Working with Geographic Information Systems (GIS), geo-reference is a methodology to
give the coordinates of all objects of the system and
define the coordinate system of these coordinates.
Naturally, as the coordinate systems can be of several kinds, the transformation methods between these coordinates are also a part of this field. The objects can be of vector or raster types; in the first case, the coordinates of the vertices should be given. Working with raster datasets, the coordinates of every pixel should be defined.
The first sentence of the above paragraph is very similar to the basic exercise of the surveying. However, the GIS application supposes that the field survey has been completed, so the geo-reference is – with a very few exceptions – mostly office, computer-aided work. Besides, as it will be detailed later, the accuracy claims are often different – less – than the needs in the classical geodesy.
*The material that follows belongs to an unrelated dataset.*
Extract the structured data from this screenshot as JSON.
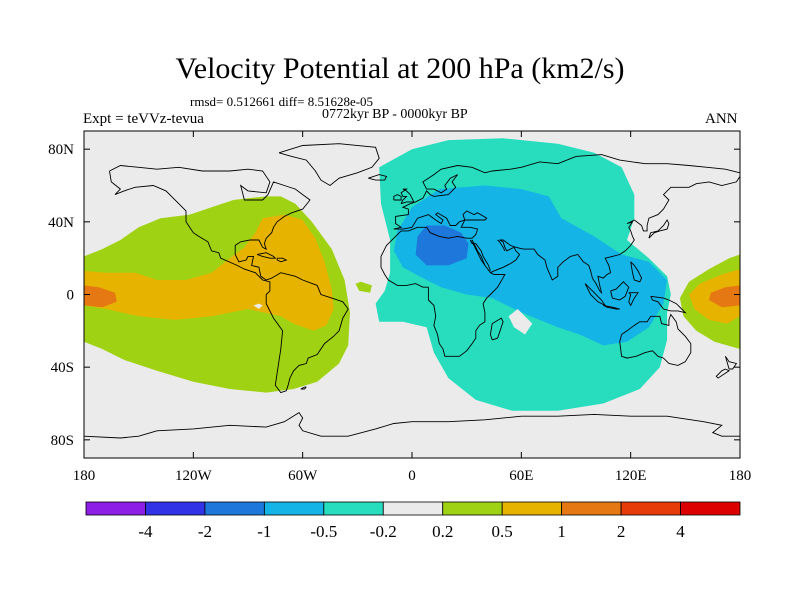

Perhaps this is the reason, why the developing of these methods handled less important by the geodesists, albeit the methods are well known for them. However, in the GIS, the coordinate handling and conversion methods are highly needed, even if their accuracy is around one meter or even a few meters. Therefore these methods are less introduced in the literature.
The geo-reference is a crucial part of the GIS: it is the key of the uniform handling of many different input data; the key of the spatial data integration (Fig. 1). Every GIS user has already faced this problem, if his data was not in just one spatial coordinate system. I hope this book can be helpful in solving these problems correctly and exercises with the desired accuracy.
It is necessary to give here, in the introduction, the definition of the accuracy in the geo-information. It is a relative subject; in the everyday GPS practice it is mostly the one meter-few meters error, that is an acceptable level. While we work with scanned maps, it should be known that during the map making and printing process, the post-printing drying and the final scanning, the best accuracy could be around half a millimeter in the map. That’s why, in this case, the aimed accuracy of the applied methods is a function of the scale of the scanned map: at 1:10000 scale, it is 5 meters while if the map has a scale of 1:50000, it is enough to apply methods with an accuracy limit of 25 meters. In most cases, it is not only unnecessary to apply better methods as they are less cost-effective: the input data are burdened by higher errors than our precious method is optimized for.